Lolo lived in Sacramento while Lola lived in the province, and to give her company my eldest brother who just started his family moved in to provide a companion and helper for Lola. Lola still continued to deal with loan-sharks to pay off debts, and also to help with my brother's growing family. Lolo would keep in touch with all of us via mail.

But Lola was silently a jealous type, as she was frequent in Quiapo, she sought suggestion from a tarot card reader. The cards said that there could be an "other woman" with my Lolo in California. This along with their long distance relationship caused Lola to demand Lolo back to the Philippines.

Lolo came back to the province, now with Kuya's family who helps with the fields and livestock. Lola continues to go back to Manila for unending paperworks. Everything seems back to normal o so it seems.

We were woken with devastating news that Lolo committed suicide because of depression. A belt around his neck hanging from a beam was they discovered in the morning. Lola hurriedly went back to La Union upon hearing the news. Up to this day, I cannot forget the way Lola cried when Lolo was laid in his tomb.

Years has passed, Lola still continued the perpetual routine of paperworks which sound absurd to us since it was more of pambayad-utang than pension.  Lola even had an accident which left her unable to go to Manila for months but once she was back on her feet, the paperwork continues.

We wanted her to stop.

Pooling together Lola can live a simple life in the province with livestock and farming. But she still can't stop. This even led her to sleep in the bus terminal just to avoid us bring her back to the province. There was also a time I fetched her at the terminal and almost broke down as she  stood her ground. I offered her fare and some money to just go back home, It was very frustrating for me.

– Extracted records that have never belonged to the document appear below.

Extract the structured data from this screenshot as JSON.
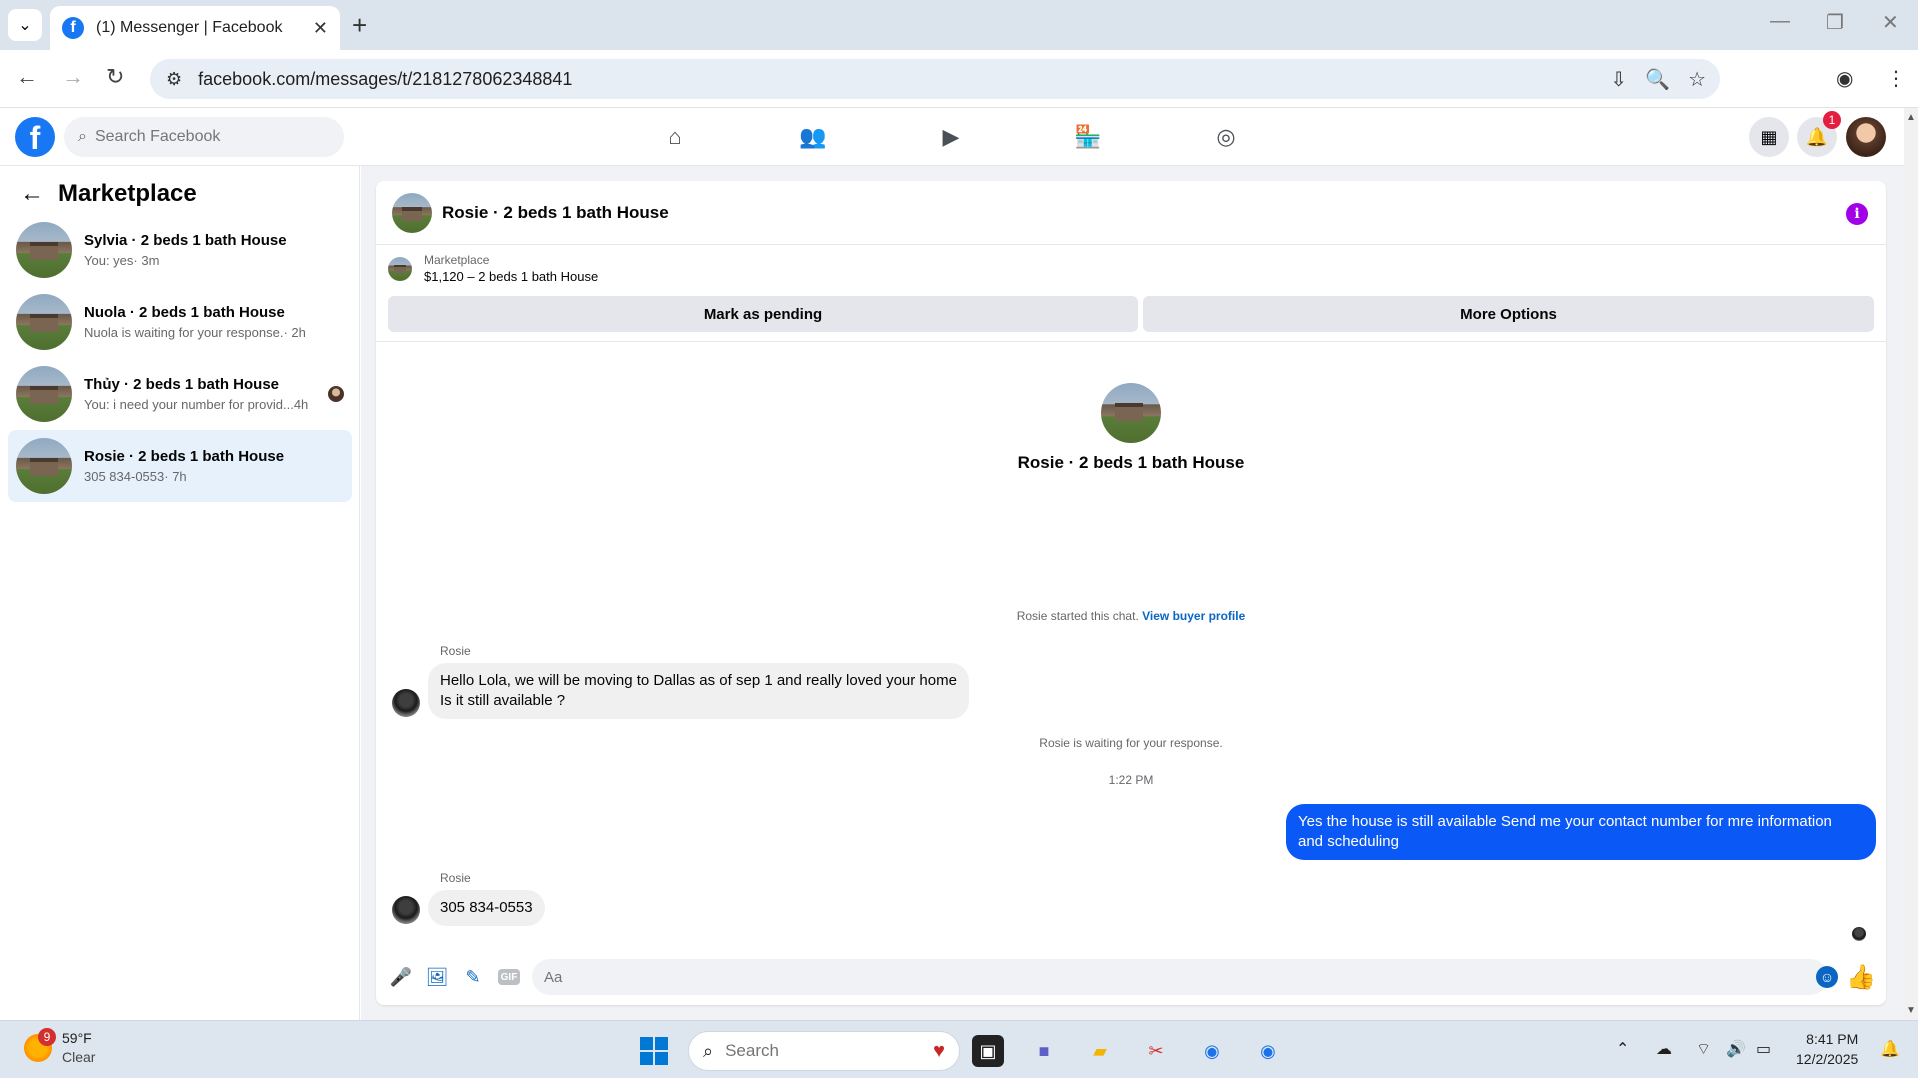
{
  "browser": {
    "tab_title": "(1) Messenger | Facebook",
    "url": "facebook.com/messages/t/2181278062348841"
  },
  "fb": {
    "search_placeholder": "Search Facebook",
    "notification_count": "1"
  },
  "sidebar": {
    "title": "Marketplace",
    "conversations": [
      {
        "name": "Sylvia · 2 beds 1 bath House",
        "preview": "You: yes",
        "time": " · 3m"
      },
      {
        "name": "Nuola · 2 beds 1 bath House",
        "preview": "Nuola is waiting for your response.",
        "time": " · 2h"
      },
      {
        "name": "Thủy · 2 beds 1 bath House",
        "preview": "You: i need your number for provid...",
        "time": " 4h"
      },
      {
        "name": "Rosie · 2 beds 1 bath House",
        "preview": "305 834-0553",
        "time": " · 7h"
      }
    ]
  },
  "chat": {
    "header_name": "Rosie · 2 beds 1 bath House",
    "listing_source": "Marketplace",
    "listing_title": "$1,120 – 2 beds 1 bath House",
    "mark_pending_label": "Mark as pending",
    "more_options_label": "More Options",
    "profile_name": "Rosie · 2 beds 1 bath House",
    "started_text": "Rosie started this chat.",
    "view_profile_link": "View buyer profile",
    "messages": {
      "m1_sender": "Rosie",
      "m1_line1": "Hello Lola, we will be moving to Dallas as of sep 1 and really loved your home",
      "m1_line2": "Is it still available ?",
      "waiting_text": "Rosie is waiting for your response.",
      "timestamp": "1:22 PM",
      "m2_line1": "Yes the house is still available  Send me your contact number for mre information",
      "m2_line2": "and  scheduling",
      "m3_sender": "Rosie",
      "m3_text": "305 834-0553"
    },
    "composer_placeholder": "Aa",
    "gif_label": "GIF"
  },
  "taskbar": {
    "weather_badge": "9",
    "temperature": "59°F",
    "condition": "Clear",
    "search_placeholder": "Search",
    "time": "8:41 PM",
    "date": "12/2/2025"
  }
}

But the stubborn and persistent Lola felt her body is really getting weak since 2016, which somehow gave us relief that she has finally "retired" from the tedious routine. 

She loved to get money, but not just for her. Since her husband is gone, she wanted to provide them to my bother's family. She was called Lola Pera by my nephew because of all she would talk about is how to get money and the countless people we don't know involved.

She just celebrated her 86th birthday this May. In the pictures and photos, I felt her weakness, she could not talk as frequent. She used to sing and dance which I wanted to make her a Youtube star as the hip grandma, now slowly bound to her cane...then... wheelchair.

It was a slow heartbreak, I can feel her demise. She was repeatedly admitted to the hospital, now connected to an oxygen tank, the smell of death is near but I remained positive that she can overcome this like other things that she survived. My Tita who lives in the US wanted to see her, at least for her last living breaths, has booked a flight to Manila and would be arriving soon. But she will come home to a depressing wake.

She finally gave in to death last July 19. The family matriarch now left 3 daughters, 6 grandchildren, 8 great-grandchildren, and 2 great-great-grandchildren. 86 years was indeed a roller coaster ride for my Lola, many would see her life as boring but she proved otherwise.

We would not be here, without her. I would not be here without her. This also prove that how crazy your family is, family is family. We may choose money over many things, but in the end we always come home to the ones we love.